In quanto al facile o difficile, la cosa è molto semplice: il romanzo facile non esiste e non è mai esistito. Checché ne dica chiunque, scrivere un romanzo a malapena decente è un lavoro lungo e impegnativo, sempre e comunque.
Francamente credo poco ai fenomeni editoriali che affermano di scrivere decine di pagine al giorno e di fare un lavoro perfetto: poco ma sicuro, quelle decine di pagine andranno tagliate, riviste, corrette, implementate, e poi si ripete il procedimento (ma questo credo lo sappiate tutti).
Se poi qualcuno ha la fortuna di potersi avvalere delle capacità di un ghostwriter… buon per lui (magari ce l’avessi io un buon ghostwriter, ma purtroppo quel che scrivo è tutta farina del mio sacco!).

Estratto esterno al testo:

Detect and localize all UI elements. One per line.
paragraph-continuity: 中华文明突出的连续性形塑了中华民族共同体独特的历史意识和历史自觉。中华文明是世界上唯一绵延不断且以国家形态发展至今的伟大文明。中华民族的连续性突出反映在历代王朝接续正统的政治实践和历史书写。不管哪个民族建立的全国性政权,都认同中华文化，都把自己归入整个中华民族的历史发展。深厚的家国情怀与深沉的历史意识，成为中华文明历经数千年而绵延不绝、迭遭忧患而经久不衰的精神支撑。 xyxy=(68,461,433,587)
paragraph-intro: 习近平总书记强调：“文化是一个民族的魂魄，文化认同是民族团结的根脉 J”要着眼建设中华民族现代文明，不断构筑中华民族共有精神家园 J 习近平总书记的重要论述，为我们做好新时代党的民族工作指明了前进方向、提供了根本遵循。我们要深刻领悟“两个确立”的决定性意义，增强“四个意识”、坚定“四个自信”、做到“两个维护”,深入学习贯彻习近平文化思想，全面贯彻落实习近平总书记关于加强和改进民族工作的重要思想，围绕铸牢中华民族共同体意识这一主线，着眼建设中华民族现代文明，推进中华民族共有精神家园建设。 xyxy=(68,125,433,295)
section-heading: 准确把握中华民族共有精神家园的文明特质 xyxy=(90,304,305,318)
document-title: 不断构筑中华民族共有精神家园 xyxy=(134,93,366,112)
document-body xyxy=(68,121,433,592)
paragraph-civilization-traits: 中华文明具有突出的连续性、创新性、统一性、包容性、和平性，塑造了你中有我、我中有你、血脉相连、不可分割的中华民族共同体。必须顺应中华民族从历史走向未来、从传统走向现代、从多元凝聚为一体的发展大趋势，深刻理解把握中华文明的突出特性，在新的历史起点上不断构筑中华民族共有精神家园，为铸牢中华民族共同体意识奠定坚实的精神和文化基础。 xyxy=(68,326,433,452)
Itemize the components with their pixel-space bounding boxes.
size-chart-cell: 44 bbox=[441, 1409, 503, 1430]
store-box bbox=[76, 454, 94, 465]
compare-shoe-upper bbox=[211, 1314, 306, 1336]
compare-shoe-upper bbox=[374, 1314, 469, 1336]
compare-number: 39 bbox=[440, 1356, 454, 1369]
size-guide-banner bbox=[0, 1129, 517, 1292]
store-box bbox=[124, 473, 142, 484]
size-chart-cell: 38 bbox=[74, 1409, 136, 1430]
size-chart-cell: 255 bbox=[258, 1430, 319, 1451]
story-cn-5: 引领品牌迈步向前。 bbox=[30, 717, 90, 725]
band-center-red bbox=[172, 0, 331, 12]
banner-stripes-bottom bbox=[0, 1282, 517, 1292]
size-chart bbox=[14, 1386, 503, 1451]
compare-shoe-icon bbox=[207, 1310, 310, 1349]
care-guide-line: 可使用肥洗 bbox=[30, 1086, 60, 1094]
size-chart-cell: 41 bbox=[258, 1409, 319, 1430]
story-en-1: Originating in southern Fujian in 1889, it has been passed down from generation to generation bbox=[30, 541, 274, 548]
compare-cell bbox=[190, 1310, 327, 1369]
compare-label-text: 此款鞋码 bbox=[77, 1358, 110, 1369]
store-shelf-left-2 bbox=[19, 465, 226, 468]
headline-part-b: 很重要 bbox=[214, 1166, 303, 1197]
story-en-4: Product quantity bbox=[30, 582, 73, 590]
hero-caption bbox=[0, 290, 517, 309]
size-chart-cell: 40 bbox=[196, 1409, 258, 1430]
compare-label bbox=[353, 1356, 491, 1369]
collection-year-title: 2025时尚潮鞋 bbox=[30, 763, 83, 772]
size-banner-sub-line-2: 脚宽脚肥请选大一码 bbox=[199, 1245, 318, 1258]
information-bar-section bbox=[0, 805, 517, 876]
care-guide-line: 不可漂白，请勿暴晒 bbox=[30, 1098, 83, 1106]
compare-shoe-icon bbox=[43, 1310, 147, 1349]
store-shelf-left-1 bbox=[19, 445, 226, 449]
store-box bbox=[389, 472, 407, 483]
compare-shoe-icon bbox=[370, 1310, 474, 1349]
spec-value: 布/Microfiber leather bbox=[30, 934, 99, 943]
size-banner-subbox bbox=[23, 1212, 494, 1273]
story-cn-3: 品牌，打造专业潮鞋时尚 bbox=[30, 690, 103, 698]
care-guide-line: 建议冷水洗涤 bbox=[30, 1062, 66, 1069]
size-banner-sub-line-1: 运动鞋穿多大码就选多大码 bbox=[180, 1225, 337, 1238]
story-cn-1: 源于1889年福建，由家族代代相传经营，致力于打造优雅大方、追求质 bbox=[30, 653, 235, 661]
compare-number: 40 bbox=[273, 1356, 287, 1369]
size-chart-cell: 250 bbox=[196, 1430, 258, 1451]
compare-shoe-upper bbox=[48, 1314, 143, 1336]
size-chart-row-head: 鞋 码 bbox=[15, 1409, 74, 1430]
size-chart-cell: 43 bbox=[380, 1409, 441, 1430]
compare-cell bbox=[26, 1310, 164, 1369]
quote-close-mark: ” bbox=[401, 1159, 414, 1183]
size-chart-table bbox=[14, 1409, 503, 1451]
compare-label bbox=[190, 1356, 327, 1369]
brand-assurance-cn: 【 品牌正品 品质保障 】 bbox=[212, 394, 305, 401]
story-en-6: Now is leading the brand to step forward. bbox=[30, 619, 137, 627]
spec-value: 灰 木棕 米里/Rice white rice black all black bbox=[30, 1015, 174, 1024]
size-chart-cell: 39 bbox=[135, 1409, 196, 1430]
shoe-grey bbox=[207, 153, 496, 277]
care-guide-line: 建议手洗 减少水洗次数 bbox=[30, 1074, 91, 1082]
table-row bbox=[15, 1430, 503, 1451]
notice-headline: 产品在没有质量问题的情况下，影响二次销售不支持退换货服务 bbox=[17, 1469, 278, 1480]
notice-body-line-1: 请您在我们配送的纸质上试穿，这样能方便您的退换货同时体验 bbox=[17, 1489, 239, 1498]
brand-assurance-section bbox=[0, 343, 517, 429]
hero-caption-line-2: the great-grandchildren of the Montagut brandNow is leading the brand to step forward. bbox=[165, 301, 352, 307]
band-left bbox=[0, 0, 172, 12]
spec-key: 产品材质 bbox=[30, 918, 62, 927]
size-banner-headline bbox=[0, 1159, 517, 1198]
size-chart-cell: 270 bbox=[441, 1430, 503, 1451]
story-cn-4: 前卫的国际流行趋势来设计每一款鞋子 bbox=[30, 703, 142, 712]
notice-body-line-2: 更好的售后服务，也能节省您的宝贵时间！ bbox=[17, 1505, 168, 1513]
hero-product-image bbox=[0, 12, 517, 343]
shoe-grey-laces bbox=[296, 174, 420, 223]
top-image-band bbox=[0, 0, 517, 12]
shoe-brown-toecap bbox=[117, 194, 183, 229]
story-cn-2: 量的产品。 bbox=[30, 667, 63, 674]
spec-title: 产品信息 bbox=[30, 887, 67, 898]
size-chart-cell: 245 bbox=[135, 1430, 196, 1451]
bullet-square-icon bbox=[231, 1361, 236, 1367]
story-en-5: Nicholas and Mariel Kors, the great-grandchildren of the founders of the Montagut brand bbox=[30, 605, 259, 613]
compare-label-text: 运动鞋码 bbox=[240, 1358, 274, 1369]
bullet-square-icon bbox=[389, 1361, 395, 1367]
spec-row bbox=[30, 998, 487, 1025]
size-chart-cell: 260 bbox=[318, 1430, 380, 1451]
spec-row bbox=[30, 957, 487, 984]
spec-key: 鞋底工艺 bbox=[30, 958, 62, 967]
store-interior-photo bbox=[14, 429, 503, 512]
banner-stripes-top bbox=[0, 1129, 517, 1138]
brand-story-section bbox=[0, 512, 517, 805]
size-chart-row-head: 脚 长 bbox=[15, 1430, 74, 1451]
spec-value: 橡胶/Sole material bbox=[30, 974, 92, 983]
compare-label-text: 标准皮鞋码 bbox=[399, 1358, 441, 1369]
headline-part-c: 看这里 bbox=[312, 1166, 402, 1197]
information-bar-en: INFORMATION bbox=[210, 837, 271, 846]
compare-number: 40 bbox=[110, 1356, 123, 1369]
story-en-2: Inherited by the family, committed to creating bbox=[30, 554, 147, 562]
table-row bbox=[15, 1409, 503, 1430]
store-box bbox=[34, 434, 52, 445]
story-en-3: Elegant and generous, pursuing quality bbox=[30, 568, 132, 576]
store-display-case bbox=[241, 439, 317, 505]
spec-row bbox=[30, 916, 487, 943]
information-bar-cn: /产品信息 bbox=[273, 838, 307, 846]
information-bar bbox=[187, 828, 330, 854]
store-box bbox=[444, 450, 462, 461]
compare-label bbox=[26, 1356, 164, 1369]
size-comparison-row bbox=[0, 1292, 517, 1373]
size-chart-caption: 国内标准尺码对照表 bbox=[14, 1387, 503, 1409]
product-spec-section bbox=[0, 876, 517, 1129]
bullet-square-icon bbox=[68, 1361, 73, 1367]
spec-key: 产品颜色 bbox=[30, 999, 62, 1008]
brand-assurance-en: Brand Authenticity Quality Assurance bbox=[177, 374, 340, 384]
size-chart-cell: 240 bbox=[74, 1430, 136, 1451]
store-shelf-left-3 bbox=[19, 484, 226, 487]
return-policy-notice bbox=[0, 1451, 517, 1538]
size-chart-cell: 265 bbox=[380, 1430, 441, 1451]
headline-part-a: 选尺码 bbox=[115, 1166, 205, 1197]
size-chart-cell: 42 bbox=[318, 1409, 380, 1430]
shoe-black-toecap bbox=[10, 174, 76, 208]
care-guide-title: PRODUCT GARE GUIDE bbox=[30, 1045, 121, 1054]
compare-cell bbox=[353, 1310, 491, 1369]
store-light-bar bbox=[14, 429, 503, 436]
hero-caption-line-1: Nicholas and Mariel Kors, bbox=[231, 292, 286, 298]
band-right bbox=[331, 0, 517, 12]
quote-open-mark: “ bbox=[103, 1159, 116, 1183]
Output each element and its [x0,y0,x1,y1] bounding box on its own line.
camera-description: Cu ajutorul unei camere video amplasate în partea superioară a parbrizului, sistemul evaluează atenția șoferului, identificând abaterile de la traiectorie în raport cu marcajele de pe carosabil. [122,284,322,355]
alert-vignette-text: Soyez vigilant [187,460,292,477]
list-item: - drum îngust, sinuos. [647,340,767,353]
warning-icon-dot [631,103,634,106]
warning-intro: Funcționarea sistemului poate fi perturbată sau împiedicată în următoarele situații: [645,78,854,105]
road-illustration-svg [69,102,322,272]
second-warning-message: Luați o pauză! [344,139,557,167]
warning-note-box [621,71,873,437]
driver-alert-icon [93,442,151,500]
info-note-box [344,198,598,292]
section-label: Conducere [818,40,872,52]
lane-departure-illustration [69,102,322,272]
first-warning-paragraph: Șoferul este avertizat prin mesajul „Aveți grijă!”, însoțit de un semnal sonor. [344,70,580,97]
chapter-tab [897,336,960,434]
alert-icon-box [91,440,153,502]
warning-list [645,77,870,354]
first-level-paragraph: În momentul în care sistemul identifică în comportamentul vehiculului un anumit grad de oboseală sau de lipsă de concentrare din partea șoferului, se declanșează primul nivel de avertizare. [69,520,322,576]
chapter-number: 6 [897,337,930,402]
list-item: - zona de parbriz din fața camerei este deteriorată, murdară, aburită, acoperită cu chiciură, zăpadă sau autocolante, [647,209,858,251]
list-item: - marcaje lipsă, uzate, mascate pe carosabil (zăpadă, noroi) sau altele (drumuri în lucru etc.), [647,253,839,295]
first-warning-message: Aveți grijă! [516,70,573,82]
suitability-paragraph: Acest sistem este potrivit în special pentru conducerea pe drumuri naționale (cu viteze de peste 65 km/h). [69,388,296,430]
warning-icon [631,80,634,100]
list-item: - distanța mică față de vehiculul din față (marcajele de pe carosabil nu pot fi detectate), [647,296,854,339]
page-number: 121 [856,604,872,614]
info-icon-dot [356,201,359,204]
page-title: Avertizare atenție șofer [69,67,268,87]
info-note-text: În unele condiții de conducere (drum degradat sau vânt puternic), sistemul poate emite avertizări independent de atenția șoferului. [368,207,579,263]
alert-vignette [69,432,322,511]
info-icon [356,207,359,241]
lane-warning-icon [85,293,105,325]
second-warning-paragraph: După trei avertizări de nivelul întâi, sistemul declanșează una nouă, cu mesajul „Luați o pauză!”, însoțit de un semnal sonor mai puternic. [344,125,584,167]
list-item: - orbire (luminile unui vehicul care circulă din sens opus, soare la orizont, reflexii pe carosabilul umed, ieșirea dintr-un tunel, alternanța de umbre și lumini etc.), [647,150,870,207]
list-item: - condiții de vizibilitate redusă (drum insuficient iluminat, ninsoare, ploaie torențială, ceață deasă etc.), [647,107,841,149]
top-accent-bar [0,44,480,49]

Per quanto mi riguarda, la prima stesura non mi prende mai meno di un anno – o anche di più – con una sola eccezione (un solo libro mi ha preso circa sei mesi per la prima stesura). Ma poi le revisioni, le correzioni, i tagli prendono perlomeno lo stesso tempo.
Questo riferito a persone che scrivono con continuità nel tempo libero, non a chi lo fa per mestiere, e quindi oltre a lavoro, famiglia e impegni vari ci si mette anche la scrittura. E mica di un genere semplice, ma l’esatto contrario.
Quindi armatevi di pazienza e perseveranza perché – probabilmente più che per altri generi – la fantascienza richiede un lavoro extra non da poco in fatto di documentazione e verosimiglianza.
Ricordate sempre che il mondo che avete creato deve stare in piedi, essere coerente, funzionare bene: chi legge deve credere a quel mondo come se fosse reale. Di conseguenza: mai, mai e poi mai fare ricorso al classico deus ex machina che vi risolve il casino in cui vi siete cacciati quando avete complicato tutto all’inverosimile. Piuttosto riscrivete qualche pagina, ma fate in modo che la trama e il mondo che avete creato funzionino.
E in quanto all’ultima domanda, quella inespressa e che ogni autore si pone (e dai, che lo pensiamo tutti): venderò?
Mah… teniamo presente che qui in Italia un romanzo di fantascienza – tranne rarissimi casi – vende si e no qualche migliaio di copie… se si tratta di un successo strepitoso. Incredibile. Galattico. Stratosferico.
Ho esaurito gli aggettivi.
Ma se non altro saprete che i quattro gatti che leggeranno il vostro libro di fantascienza apparterranno alla vostra stessa schiatta: quella dei visionari irrecuperabili e senza speranza.
E quindi, tranquilli: siamo in buona compagnia.